Mother and Father were married on May 31, 1980. One child, Diane (Daughter), was born of the marriage on October 12, 1980. They divorced on March 3, 1987. Pursuant to the divorce decree, Mother was awarded primary custody subject to Father's right to reasonable visitation. The divorce decree also provided for Father to pay Mother $65 per week for child support.
On April 25, 1991, Mother filed her Motion to Modify the decree of dissolution alleging a substantial and continuing change in circumstances warranting an increase in child support. Father filed a Cross Motion to Modify. After a hearing on the motions, the motion court entered an order of modification including a change in visitation. The trial court also found a substantial and continuing change in circumstances and increased child support to $115 per week.
Father admits there is a substantial and continuing change in circumstances warranting an increase in child support. In his appeal, he merely asserts the trial court erred in its calculation of the child support. He alleges the trial court erred in its award of child support because it does not comport with Rule 88.01 and Form 14. He asserts the trial court erred in: (1) failing to adjust the child support to reflect the change in visitation; (2) failing to credit payments Father will make for Daughter's health insurance to his child support obligation; (3) failing to consider Father's request for the income tax exemption for Daughter; and (4) failing to adjust the presumed child support amount after consideration of Father's new child he recently had with his second wife.
The modification proceeding was tried on December 19, 1991 and decided by the trial court on January 6, 1992. The record does not include a completed Civil Procedure Form No. 14 filed by either party with the trial court.
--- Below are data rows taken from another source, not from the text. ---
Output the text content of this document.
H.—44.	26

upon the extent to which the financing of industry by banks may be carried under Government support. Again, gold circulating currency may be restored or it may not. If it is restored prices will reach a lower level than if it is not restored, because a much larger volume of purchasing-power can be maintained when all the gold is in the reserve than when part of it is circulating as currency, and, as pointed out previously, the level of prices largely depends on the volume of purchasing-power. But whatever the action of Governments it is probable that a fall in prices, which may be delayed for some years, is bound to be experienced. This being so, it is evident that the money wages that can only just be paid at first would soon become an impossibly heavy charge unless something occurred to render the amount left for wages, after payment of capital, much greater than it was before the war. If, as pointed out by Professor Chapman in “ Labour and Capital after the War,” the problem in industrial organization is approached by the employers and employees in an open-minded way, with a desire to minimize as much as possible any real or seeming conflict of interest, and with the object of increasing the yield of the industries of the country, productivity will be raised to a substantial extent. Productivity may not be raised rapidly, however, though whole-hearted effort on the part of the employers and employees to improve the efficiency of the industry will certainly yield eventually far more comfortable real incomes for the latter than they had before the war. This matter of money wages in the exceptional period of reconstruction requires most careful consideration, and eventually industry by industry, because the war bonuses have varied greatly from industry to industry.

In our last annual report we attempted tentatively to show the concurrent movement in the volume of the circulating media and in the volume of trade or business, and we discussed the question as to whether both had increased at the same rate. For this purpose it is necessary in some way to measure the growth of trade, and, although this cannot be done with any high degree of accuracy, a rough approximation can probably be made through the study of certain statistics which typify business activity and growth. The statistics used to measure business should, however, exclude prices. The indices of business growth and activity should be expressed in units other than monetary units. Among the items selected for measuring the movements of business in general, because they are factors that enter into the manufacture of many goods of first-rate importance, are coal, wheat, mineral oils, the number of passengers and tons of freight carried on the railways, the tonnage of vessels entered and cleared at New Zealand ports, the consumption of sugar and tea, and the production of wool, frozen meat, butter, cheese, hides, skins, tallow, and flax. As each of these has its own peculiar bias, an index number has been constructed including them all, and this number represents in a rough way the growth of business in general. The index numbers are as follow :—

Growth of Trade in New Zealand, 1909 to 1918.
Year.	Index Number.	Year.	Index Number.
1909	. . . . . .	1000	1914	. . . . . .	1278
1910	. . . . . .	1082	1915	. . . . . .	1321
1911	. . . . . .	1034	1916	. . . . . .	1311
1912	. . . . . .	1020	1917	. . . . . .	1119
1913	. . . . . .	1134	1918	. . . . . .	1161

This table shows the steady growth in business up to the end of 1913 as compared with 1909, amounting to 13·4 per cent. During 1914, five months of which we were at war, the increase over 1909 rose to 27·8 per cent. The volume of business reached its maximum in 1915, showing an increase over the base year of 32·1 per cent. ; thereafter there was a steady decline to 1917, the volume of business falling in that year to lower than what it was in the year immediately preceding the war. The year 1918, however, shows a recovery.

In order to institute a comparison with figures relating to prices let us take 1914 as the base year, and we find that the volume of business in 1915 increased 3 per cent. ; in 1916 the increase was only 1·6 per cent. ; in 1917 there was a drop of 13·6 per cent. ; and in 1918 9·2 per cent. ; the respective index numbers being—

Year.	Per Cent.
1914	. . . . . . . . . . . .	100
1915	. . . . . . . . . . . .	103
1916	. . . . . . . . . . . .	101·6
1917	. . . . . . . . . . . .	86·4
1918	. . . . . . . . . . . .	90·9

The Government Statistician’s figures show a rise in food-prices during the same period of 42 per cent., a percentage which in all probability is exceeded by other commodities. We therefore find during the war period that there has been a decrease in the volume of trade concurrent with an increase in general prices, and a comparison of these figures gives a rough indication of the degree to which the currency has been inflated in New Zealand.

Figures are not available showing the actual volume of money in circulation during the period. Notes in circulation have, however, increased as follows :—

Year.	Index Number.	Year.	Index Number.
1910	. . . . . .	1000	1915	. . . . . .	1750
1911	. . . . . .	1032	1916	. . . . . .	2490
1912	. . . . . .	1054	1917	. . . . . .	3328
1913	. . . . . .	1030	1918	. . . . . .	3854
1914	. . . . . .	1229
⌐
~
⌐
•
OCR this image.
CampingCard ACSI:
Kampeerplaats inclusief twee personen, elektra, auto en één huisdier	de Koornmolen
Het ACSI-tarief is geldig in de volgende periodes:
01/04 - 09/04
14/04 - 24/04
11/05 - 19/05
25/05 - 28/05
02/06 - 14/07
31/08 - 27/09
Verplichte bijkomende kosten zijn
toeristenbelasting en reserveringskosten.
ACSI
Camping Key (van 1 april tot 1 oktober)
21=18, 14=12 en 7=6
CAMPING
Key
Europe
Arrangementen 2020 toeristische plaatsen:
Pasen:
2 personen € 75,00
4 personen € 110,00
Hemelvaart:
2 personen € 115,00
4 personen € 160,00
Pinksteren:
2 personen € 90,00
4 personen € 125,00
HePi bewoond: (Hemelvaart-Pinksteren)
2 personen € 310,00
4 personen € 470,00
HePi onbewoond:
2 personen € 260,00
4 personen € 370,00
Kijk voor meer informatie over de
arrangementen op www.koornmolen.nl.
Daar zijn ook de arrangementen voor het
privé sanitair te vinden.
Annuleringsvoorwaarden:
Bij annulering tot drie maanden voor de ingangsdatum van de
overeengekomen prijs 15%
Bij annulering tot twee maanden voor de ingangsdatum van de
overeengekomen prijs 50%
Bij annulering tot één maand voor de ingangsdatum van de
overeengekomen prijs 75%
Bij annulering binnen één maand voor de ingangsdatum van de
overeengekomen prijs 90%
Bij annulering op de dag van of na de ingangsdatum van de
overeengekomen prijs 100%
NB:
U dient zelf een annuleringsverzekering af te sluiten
Rule 88.01 requires the use of Form No. 14 to calculate the presumed amount of child support to be awarded. Rule 88.01; Form No. 14. Rule 88.01 became mandatory on April 1, 1990. In Ibrahim v. Ibrahim, 825 S.W.2d 391, 398 (Mo.App. 1992), the southern district held that an appellant must show he or she filed a completed Form No. 14 with the trial court before he or she can request appellate review of alleged trial error on that issue. The court reasoned that failure to file a completed Form No. 14 is "akin to pursuing a different theory for recovery on appeal than was pursued at trial." Id.; See also, Behnke v. Behnke, 829 S.W.2d 45, 46 n. 5 [5] (Mo.App. 1992); and Boudreau v. Benitz, 827 S.W.2d 732, 737 n. 15 [9] (Mo.App. 1992). In the case at hand, Father has not filed a Form No. 14. Because Rule 88.01 was mandatory at the time the modification proceeding came to trial, we find all of Father's claims are barred from appellate review under the reasoning of Ibrahim.
Judgment affirmed.
AHRENS, P.J., and REINHARD, J., concur.